Basic principles

Provide – execute – collect

DataLad-remake (re)computes in three stages:

  • Provisioning: creates a temporary, partial copy of the dataset (worktree) to provide an isolated environment. Uses git-worktree (unless on Windows, where it clones the dataset instead). Checks out the given commit, if specified. Gets all input files in the worktree. Installs subdatasets as needed.

  • Execution: runs the computation in the provisioned worktree. Before running, gets and unlocks outputs which are already available; installs subdatasets as needed.

  • Collection: copies the output files from the provisioned worktree into the dataset (main worktree). Ensures that subdatasets which may receive outputs are installed before copying, and saves recursively afterwards.

Note: when a file is recomputed during datalad get, remake uses the commit originally recorded by datalad make to provide the worktree. This means that recompute will use the same versions of the input files as the original computation, even if the files got changed in the meantime.

Recomputing during datalad get assumes that the process is reproducible (bit-by-bit) and will error if the file checksum is different.

Because provisioning involves git worktree or clone, all Git-tracked files are automatically available in the provisioned worktree. Annexed files have to be declared as inputs, if they are to be provisioned.

Storing compute instructions

DataLad-remake stores compute instructions (command template, data dependencies, etc.) in text files committed to the dataset. These files are in the same branch as the (re)computed files. By default, DataLad remake expects commits adding compute instructions to be signed.

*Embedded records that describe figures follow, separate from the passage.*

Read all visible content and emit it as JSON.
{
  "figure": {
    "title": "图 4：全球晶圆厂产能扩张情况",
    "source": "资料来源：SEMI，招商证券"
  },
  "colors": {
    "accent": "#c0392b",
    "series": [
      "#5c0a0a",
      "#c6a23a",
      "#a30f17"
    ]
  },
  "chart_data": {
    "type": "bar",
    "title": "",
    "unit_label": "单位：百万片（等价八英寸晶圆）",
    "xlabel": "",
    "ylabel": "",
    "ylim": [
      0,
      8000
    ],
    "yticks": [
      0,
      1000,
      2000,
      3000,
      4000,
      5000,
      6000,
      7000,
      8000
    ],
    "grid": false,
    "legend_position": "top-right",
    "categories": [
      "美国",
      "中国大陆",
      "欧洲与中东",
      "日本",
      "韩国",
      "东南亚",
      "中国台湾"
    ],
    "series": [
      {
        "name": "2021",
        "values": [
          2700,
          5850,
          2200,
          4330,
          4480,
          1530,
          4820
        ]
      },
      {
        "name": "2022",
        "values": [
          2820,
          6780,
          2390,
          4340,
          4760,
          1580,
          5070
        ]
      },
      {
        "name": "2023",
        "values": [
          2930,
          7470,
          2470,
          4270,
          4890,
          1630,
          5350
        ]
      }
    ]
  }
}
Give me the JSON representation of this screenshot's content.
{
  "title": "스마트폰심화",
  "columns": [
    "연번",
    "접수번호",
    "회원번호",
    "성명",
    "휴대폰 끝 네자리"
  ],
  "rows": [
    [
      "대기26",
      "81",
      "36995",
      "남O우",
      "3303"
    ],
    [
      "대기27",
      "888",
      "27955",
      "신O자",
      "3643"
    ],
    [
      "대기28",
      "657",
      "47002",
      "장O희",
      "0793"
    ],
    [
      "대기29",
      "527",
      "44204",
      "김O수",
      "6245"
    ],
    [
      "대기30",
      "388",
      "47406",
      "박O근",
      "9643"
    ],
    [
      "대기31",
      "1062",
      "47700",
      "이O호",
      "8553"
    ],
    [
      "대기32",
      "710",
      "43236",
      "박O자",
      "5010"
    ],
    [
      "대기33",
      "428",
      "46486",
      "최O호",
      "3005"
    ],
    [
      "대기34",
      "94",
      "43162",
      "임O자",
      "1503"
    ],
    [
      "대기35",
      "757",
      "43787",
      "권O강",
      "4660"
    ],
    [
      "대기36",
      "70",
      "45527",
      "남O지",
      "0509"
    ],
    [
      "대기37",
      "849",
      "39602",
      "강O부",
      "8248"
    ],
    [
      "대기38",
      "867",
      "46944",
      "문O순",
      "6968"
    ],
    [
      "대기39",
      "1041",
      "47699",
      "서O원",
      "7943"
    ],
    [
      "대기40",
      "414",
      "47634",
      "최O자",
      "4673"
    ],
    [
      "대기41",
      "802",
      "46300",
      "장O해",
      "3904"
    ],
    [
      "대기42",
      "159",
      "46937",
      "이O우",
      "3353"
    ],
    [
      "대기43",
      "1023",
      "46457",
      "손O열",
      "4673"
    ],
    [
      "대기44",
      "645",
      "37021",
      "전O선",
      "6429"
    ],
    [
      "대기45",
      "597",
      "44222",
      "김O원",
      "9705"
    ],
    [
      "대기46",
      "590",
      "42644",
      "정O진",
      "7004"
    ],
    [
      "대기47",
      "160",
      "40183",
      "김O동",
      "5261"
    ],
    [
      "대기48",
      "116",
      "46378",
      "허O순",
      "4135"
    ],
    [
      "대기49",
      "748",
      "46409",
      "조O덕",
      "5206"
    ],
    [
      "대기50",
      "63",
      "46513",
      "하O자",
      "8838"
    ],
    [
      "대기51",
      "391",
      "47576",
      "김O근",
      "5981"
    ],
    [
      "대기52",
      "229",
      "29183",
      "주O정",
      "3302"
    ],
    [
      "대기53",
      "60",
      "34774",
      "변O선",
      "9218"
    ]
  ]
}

For more details, see Files and Trusted execution.

DataLad-remake also uses git annex addurl to associate datalad-remake:// URLs with computed files in order to link them to the compute instructions. This URLs are handled by the remake special remote. They contain: label of the compute template, Git commit which added the compute specification, and the name (hash) of the compute specification file.

Prospective execution

By default, datalad make runs a computation, stores the compute specification, and associates it with the output files. However, it is also possible to skip computation, and only register compute instructions for future use by datalad get (for example, for files already computed via different means). This behavior can be chosen using the --prospective-execution flag.